The current state of California’s energy policy landscape reflects the ongoing debate over how to best balance energy needs and preferences with resource reliability, evolving environmental protections and the economy’s vitality.

Business groups, labor organizations and communities across both the state and here locally in Long Beach are calling for a solution that prioritizes a thoughtful energy transition. There must be prioritization for an even-handed plan capable of respecting the real-world economic pressures faced by working families, businesses and industries.

In Long Beach, this crucial need is sewn into the very fabric of our communities. We are a proudly diverse, deeply progressive city complemented by the busiest, most robust port complex in North America, “America’s Coolest Airport” and some of the nation’s most innovative aerospace companies. While we are all dedicated to working towards a cleaner energy future, we are also deeply tied to logistics, manufacturing, the working communities and the small businesses that rely on affordable, reliable fuel and transportation.

Our values are being directly challenged by the state’s recent energy policies, and their unintended consequences. A gas excise tax increase on July 1, the newly expanded Low Carbon Fuel Standards (LCFS) mandates, and the pending closures of the Phillips 66 refinery in Wilmington and the Valero refinery in Benicia (which together account for over 17% of in-state fuel production) each promise unnecessary, self-inflicted economic hardships in our community. There is an economic storm brewing across the state; Long Beach as a trade hub must also navigate the impacts of federal trade volatility.

Trade through the Port of Long Beach supports nearly 2.7 million jobs nationwide, contributes $309 billion to GDP and generates $84 billion in tax revenue. In the five-county Southern California region, over 691,000 jobs are connected to port trade, construction, and tourism – or 1 out of every 17 jobs. As a sobering reminder of what is at stake, port and civic leaders emphasize that a 10% drop in cargo cost more than 100,000 jobs regionally.

Continuing to add fuel costs to our industries and partners already dealing with historically tight margins will be more than the straw that breaks the camel’s back. Our drayage trucks, freight operators and warehouse workers depend on diesel. Each incremental cent at the pump adds up fast.

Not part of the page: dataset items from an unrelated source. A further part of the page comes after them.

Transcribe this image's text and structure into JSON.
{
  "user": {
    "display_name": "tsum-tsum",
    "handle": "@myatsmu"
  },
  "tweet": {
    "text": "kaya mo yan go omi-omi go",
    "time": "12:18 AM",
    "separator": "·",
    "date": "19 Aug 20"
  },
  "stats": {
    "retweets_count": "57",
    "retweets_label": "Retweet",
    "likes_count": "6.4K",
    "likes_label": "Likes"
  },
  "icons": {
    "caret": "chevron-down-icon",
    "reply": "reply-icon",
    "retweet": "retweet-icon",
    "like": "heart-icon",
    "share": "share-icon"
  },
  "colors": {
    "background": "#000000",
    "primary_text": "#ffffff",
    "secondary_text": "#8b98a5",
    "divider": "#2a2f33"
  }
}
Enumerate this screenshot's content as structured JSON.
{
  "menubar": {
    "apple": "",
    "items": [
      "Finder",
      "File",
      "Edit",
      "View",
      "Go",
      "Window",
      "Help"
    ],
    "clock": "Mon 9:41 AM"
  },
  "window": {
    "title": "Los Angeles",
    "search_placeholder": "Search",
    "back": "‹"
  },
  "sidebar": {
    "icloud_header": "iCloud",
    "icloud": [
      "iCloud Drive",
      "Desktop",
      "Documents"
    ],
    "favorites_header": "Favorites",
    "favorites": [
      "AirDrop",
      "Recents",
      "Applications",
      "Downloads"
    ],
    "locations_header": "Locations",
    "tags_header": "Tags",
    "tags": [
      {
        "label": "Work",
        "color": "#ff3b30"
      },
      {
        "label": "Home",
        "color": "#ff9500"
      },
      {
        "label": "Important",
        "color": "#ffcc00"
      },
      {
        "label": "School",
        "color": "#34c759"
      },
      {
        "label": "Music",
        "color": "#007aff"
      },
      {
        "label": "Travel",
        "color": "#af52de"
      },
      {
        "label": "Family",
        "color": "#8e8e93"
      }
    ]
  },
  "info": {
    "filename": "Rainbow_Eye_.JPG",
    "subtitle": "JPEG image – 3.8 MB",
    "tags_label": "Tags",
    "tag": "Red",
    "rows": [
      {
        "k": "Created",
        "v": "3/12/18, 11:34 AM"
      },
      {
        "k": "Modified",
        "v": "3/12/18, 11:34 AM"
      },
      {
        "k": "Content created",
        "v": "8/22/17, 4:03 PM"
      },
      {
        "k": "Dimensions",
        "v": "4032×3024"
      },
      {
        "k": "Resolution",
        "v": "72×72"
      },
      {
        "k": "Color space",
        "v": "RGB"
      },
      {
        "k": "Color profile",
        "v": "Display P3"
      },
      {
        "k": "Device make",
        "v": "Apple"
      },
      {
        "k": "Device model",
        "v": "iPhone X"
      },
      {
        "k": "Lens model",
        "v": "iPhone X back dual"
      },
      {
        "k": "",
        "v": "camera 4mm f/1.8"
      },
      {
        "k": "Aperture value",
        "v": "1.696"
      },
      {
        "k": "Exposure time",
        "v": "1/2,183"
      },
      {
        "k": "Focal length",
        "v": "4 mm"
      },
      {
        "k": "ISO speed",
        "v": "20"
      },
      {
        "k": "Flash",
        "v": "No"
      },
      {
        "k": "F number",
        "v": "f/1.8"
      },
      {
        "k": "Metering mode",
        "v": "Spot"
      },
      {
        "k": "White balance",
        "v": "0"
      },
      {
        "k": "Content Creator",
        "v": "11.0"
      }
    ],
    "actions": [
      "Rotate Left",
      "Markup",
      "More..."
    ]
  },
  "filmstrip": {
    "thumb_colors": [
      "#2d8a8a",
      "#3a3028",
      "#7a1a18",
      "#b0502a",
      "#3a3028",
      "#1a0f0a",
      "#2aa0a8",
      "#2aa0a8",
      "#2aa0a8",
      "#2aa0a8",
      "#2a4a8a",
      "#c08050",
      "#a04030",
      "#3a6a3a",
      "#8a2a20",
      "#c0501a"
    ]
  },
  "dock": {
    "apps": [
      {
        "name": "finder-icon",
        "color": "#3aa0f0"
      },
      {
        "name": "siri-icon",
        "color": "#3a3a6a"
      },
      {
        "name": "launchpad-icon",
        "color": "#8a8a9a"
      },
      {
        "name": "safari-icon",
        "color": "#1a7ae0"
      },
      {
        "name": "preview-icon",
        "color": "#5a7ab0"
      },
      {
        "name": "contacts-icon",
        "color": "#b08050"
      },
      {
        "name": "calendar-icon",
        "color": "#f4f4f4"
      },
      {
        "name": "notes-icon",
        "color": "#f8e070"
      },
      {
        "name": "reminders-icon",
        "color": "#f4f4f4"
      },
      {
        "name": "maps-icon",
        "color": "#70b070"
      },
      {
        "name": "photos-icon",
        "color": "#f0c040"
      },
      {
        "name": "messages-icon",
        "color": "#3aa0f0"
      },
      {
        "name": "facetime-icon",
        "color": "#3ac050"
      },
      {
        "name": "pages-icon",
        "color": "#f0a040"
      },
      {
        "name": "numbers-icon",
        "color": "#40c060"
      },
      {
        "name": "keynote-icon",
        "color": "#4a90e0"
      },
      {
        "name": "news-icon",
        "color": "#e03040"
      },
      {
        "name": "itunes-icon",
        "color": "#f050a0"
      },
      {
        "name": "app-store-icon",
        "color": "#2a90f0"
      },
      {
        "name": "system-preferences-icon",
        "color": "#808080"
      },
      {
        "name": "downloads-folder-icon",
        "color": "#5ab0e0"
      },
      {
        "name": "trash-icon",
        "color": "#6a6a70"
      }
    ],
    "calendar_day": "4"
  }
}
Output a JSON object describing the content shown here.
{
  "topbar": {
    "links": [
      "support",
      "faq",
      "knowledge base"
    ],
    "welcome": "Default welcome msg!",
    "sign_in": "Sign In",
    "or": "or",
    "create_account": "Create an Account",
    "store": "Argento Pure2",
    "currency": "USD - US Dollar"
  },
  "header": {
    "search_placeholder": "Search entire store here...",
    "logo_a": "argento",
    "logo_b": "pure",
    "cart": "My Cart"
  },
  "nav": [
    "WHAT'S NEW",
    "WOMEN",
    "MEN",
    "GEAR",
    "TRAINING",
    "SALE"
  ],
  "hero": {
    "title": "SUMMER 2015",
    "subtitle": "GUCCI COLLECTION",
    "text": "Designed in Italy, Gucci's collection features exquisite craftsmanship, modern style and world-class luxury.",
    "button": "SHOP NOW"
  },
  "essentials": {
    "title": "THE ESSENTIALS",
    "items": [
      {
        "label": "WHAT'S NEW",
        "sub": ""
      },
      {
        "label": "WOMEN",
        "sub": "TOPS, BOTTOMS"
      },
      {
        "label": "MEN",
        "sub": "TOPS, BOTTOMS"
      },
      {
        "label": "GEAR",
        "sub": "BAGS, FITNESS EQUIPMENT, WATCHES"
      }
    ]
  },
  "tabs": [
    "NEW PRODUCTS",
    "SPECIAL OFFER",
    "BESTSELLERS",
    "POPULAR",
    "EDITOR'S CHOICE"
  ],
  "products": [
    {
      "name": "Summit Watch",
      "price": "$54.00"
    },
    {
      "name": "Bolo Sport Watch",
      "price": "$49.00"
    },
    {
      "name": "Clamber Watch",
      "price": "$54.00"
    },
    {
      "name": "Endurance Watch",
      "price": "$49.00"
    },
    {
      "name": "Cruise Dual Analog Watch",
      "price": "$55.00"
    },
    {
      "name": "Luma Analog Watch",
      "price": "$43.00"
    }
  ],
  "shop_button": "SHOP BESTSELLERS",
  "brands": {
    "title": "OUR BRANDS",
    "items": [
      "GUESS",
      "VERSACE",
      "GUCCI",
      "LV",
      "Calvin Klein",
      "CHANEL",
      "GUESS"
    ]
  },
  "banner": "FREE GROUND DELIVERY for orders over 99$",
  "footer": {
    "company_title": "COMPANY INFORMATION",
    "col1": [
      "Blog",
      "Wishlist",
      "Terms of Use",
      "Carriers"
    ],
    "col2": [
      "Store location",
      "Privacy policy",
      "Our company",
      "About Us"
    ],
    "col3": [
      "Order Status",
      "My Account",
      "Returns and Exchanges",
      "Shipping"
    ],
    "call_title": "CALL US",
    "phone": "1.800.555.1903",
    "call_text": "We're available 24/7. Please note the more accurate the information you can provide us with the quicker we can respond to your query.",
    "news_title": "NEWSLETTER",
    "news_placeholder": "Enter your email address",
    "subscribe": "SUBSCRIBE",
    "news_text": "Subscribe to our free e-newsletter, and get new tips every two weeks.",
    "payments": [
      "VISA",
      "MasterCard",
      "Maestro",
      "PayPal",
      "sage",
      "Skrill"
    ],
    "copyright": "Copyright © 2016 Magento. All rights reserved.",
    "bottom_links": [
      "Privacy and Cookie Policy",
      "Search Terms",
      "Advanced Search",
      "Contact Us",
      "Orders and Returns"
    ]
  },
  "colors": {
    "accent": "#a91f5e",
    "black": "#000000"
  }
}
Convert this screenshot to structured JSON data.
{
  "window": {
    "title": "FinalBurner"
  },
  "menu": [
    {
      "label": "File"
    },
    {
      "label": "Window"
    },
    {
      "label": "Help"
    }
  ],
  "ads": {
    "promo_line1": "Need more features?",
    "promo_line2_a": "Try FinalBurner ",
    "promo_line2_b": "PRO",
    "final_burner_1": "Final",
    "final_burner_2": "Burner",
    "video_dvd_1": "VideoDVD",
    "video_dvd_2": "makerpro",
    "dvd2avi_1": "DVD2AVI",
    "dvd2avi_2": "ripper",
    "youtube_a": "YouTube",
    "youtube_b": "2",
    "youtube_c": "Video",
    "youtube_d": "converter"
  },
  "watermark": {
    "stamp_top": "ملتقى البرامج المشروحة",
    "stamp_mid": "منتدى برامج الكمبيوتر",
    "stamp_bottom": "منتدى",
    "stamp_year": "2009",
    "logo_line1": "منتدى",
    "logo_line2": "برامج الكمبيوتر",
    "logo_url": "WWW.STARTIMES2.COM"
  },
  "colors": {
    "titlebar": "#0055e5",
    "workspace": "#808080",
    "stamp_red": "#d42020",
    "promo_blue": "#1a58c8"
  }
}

Take for example, Ability TriModal, an award-winning transportation company that has specialized in trans-loading, consolidation and deconsolidation, warehousing, and retail delivery in Long Beach since 1947 and proud member of The Chamber since 1984.

Few companies embody the realities of California’s energy policy shifts more than they do. Having worked directly with the EPA and CARB since the 1980s, they’ve seen every iteration of environmental regulation come down the pipeline. What they will tell you is not that change is unwelcome, but that mandates too often arrive without consultation, scientific grounding or realistic timelines. The result is technology and regulation moving on two separate tracks: manufacturers can’t build fast enough, technicians can’t be trained fast enough and companies are left with equipment that is too expensive, too unreliable and too quickly obsolete.

It’s not that there is opposition to innovation; there is opposition to this mandate-first mentality that ignores on-the-ground realities and undermines the very spirit of American industry – the drive to continuously make things better. For businesses both in and beyond this industry, California’s current path risks sidelining progress by setting rules we cannot realistically follow.

Long Beach is a forward-thinking community capable of balancing industry growth and environmental sustainability. From the San Pedro Bay Ports Clean Air Action Plan, to the groundbreaking Clean Trucks Program, to investments into green infrastructure expansion, we have proven we are dedicated to working together to build a bridge to a cleaner future, but one our businesses are still able to walk across.

Young entrepreneurs and climate-considerate workers are looking for a path in the middle. They want to see job growth in logistics, clean manufacturing, port-adjacent green tech. What they don’t want is being forced to choose clean energy at the expense of local wages and commerce.

This is why I am calling upon the Long Beach business community and every concerned stakeholder to stand up now for a balanced energy approach. We must continue to invest in initiatives like port-side charging or hydrogen fueling infrastructure, advocate for stable trade policy, and ensure our workers and businesses have access to reliable, affordable energy. Our infrastructure, our industry, our communities are simply not prepared for the burdensome and unrealistic mandates set upon us by the state.

This is not a call to retreat from progressive environmental values; it is instead an embrace of a solution that balances our unique economic realities. That fact that there is debate in Sacramento represents our progress already. Legislators and regulators are listening. It is time that we speak up.

Jeremy Harris is president and chief executive of the Long Beach Area Chamber of Commerce.